Routine ocular examinations at the first visit in our hospital included visual acuity of 20/20 OD, 20/200 OS and IOP of 16.2 mmHg OD, 15.1 mmHg OS. Left eyeball movement suggested exotropia in primary eye position and paralysis at upward, medialward, downward gaze. Eyelids inspection showed left swollen upper eyelid with subcutaneous ecchymosis and ptosis. Slit lamp examination on the left eye showed severe conjunctival edema, subconjunctival hemorrhage, corneal edema, Descemet’s folds, 3 + cells, 3 + Tyndall effect, iris surface hemorrhage with localized posterior synechiae, fibrin exudation on the lens surface. Indirect ophthalmoscopy revealed generally normal optic disc and retina, but details could not be seen clearly.

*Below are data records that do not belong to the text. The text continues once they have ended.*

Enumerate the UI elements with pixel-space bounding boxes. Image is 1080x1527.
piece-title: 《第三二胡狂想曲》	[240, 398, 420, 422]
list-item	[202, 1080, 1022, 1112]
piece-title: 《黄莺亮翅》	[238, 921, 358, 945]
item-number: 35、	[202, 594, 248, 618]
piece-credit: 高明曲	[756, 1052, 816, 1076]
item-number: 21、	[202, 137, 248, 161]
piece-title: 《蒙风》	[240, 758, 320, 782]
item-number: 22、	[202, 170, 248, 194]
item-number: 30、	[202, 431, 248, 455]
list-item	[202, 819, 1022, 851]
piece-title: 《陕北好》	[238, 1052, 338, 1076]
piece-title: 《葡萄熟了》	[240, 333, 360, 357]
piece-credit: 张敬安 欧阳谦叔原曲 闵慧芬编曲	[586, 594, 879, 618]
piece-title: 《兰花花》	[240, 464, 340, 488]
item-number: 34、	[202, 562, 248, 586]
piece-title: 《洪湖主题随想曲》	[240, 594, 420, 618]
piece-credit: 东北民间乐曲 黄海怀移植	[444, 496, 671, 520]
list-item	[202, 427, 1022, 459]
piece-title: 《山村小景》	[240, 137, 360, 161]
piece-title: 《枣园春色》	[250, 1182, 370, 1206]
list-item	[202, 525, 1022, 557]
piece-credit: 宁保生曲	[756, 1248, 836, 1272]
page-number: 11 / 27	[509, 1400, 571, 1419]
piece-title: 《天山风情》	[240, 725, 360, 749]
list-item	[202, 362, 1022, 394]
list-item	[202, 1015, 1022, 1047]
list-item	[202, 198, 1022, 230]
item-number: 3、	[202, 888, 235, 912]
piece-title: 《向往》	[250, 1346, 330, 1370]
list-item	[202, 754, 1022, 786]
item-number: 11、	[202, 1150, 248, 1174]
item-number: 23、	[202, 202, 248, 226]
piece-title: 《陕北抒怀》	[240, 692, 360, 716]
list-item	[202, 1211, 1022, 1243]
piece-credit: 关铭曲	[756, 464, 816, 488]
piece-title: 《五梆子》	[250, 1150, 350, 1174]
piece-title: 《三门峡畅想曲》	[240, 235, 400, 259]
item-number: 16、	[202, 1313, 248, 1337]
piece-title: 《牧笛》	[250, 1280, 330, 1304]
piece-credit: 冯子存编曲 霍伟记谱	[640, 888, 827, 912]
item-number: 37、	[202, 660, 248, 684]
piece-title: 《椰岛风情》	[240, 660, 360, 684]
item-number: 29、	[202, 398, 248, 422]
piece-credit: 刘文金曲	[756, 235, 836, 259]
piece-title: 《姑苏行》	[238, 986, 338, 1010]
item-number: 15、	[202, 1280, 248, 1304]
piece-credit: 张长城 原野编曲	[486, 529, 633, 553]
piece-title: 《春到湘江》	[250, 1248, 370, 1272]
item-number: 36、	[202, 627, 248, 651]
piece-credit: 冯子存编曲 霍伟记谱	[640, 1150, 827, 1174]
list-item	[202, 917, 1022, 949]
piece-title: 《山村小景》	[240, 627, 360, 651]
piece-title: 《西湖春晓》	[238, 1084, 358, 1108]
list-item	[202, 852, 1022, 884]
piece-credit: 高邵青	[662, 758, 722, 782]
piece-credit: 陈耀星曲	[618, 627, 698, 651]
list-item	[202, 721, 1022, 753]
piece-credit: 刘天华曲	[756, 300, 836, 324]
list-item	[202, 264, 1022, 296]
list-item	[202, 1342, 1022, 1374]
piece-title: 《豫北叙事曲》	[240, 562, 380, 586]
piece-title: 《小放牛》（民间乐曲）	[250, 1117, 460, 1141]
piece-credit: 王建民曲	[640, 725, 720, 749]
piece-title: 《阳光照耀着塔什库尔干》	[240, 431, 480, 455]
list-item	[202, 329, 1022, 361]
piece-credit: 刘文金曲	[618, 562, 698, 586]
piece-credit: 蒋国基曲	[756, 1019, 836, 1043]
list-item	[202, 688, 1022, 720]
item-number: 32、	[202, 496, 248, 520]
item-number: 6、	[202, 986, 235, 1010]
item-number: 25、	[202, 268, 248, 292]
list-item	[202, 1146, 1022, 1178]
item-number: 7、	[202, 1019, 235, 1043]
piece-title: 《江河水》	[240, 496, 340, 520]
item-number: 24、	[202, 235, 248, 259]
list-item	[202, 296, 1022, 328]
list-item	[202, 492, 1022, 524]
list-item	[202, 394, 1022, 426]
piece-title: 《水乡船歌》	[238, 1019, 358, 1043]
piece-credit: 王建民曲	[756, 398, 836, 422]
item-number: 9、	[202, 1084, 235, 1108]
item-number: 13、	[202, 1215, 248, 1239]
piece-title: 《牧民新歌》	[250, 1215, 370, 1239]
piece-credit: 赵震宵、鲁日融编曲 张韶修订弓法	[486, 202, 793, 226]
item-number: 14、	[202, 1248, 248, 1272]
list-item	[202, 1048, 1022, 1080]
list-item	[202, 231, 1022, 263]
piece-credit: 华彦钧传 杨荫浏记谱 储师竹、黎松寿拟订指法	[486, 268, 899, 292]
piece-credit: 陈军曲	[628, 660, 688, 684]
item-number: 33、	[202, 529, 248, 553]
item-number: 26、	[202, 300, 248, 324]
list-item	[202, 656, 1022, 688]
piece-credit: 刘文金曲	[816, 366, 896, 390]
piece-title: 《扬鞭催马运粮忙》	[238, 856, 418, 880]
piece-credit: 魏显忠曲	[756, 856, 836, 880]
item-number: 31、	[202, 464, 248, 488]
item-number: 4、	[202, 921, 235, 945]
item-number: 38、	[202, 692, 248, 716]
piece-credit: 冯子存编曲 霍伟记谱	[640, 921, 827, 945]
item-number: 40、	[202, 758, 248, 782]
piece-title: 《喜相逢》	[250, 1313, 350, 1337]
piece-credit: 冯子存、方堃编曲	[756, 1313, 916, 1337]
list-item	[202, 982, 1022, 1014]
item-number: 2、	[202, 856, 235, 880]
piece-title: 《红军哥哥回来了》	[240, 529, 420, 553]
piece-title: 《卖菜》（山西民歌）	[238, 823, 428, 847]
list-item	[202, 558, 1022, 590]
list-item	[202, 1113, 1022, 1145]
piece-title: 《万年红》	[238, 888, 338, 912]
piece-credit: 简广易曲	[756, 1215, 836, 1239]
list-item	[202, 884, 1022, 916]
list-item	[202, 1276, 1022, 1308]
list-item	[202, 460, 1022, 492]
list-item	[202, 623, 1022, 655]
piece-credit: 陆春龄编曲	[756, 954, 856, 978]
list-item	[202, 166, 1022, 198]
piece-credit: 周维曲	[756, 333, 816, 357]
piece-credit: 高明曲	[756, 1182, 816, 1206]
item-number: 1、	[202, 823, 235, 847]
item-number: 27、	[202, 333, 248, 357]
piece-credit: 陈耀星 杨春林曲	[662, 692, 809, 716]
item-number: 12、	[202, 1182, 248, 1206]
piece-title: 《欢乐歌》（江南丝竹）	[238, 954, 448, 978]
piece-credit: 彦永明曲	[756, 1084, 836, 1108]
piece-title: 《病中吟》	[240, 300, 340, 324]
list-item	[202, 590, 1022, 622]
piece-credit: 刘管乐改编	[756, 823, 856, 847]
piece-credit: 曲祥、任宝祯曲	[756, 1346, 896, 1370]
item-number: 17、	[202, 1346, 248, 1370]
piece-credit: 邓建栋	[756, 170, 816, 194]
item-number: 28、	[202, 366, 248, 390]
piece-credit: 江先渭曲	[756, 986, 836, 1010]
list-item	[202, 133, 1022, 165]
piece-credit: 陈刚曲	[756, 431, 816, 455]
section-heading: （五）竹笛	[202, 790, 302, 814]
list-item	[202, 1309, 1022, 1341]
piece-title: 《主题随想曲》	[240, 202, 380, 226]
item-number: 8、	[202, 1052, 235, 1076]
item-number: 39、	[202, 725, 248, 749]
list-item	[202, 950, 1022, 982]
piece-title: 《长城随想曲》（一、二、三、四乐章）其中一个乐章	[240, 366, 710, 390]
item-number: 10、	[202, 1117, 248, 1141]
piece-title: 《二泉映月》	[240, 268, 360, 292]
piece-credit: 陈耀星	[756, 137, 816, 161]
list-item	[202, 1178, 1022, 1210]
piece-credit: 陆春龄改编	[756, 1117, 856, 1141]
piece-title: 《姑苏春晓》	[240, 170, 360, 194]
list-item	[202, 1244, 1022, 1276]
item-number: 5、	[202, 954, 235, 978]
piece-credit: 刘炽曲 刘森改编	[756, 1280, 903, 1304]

We gave the diagnosis of ASI due to ASC occlusion, followed by several treatments, including intravenous alprostadil for 10 days, subconjunctival injection (dexamethasone 2.5 mg/d) for 3 days and topical eye drops (prednisolone acetate 8 times/d). 12 days later, left anterior segment photography showed severe mixed conjunctival hyperemia, mild corneal edema, positive Tyndall effect, mid-dilated and irregular pupil (Fig. 1D). Fundus photography revealed no obvious abnormalities (Fig. 5A). Fundus fluorescein and indocyanine green angiography revealed normal retinal and choroidal artery perfusion in early-mid-late phase (Fig. 5B).
One month later, the best corrected visual acuity of the left eye improved to 20/40 from 20/200 at first visit. IOP was 20.2 mmHg OD and 13.5 mmHg OS. Slit lamp examination on the left eye showed transparent cornea, deep anterior chamber, negative Tyndall effect, mid-dilated and irregular pupil and iris atrophy of temporal quadrant. Two months later, the best corrected visual acuity of the left eye improved to 20/20. Left eye movement at any gaze and ptosis completely recovered.